Hot water is interesting up to a point. If I deliver water at 60º, maybe it’s interesting for some applications. You can do some heating, you can use it for sanitary water, maybe some greenhouses… there are some applications. But the space is quite limited.

The big advantage of this system is that with the technology of IBM, you can actually have a very small temperature difference between the cell junction and the water. And therefore, by keeping the cell at 100-110ºC we can get water at 90-95ºC.

This high temperature enables us to use it to drive additional processes, like lithium-bromide absorption chillers. You can drive them with 85-90ºC and they provide cooling. This means you have a residential or commercial application.

In winter you have a system that provides heat, without necessarily the use of an absorption heat pump, and in summer you can use it to drive an absorption machine for cooling. So you can leverage the heat of the system 365 days a year. 

Q. What are you calling this process?

The core of the concept is ‘CPVT’: the CPV system and a thermal part, which in this case thanks to the technology developed by IBM is quite high-grade. This is an integrated system, leveraging the thermal part to do useful work.

You can use it directly for base heating or to provide low-temperature process heat, but you can use this heat also to drive processes such as absorption chillers for refrigeration, or desalination.  This is poly-generation. You have different things besides electricity.

You can use the thermal part in a more versatile manner. The big difference with other systems is that we have this comparatively high temperature. 

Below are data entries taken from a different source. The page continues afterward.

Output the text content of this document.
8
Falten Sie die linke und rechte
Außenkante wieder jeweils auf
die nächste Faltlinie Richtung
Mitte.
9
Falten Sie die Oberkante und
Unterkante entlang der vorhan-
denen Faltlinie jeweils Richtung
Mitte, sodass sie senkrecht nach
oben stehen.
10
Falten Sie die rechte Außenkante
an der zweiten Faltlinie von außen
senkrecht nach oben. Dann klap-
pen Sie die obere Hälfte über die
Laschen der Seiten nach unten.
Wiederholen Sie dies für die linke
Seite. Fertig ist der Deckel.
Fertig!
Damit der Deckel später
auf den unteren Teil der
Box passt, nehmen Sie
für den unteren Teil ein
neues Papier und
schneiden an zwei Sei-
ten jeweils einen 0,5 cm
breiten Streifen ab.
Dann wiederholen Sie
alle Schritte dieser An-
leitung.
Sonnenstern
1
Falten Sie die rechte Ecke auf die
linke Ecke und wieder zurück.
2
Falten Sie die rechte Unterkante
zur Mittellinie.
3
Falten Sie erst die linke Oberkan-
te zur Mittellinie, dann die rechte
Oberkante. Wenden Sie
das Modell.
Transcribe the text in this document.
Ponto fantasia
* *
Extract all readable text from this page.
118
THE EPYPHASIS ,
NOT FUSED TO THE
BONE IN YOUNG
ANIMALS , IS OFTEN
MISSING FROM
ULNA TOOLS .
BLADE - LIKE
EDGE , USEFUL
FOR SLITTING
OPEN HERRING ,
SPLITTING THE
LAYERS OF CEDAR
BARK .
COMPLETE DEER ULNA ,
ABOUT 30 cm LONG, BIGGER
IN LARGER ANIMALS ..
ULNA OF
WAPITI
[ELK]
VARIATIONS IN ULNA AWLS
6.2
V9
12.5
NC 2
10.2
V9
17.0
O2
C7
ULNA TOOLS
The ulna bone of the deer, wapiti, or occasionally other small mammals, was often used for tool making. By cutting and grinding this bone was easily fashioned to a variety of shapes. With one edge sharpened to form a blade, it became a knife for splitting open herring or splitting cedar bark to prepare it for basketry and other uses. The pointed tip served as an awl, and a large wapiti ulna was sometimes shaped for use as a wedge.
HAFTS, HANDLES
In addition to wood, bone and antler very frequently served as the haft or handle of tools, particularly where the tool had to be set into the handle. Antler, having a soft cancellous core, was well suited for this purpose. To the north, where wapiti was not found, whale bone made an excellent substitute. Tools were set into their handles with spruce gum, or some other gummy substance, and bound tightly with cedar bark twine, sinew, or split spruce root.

Q. How are you looking to deploy this?

It is an integrated system. Integrating the system is something we want to tackle from the beginning. We don’t want just to provide a CPVT system. We want to provide an integrated solution that delivers heating and cooling, or desalination, or the three combined.

We do the design and develop the tools to optimise the control strategy. With rooftop solar thermal-driven cooling systems the difficulty is always to integrate it. The integrated result is often disappointing because it is lacking control strategies.

Q. What is the overall efficiency of the system?

You have the optical losses of the system, which are around 20%; 30% goes into electricity and then you have 50% heat.

Q. What size of system are you planning?

The single dish is a 40m² system. It’s around 12kW electric and 20kW thermal. You can have more than one, but at the beginning we will target remote and building-integrated applications that will need between one and 10 or 20 dishes.

Then we can go onto larger systems where you can demand a lower premium for the installation. Eventually you can target multi-megawatt applications: thousands of trackers, tens of megawatts outside a city.

You centralise the heat and chiller systems and have pipes running for 10 or 20 km into the district heating and cooling network of a city.

Q. What are your timescales for this project?

This is a product under development. The product will be commercialised in 2017. We will install a single prototype at the beginning of next year. Towards the end of 2015 a series of seven prototypes will be deployed with customers in different climatological areas of the world.

A second wave of 20 to 30 proto-commercial units will be deployed in late 2016, including two for the IBM Smarter Cities Challenge.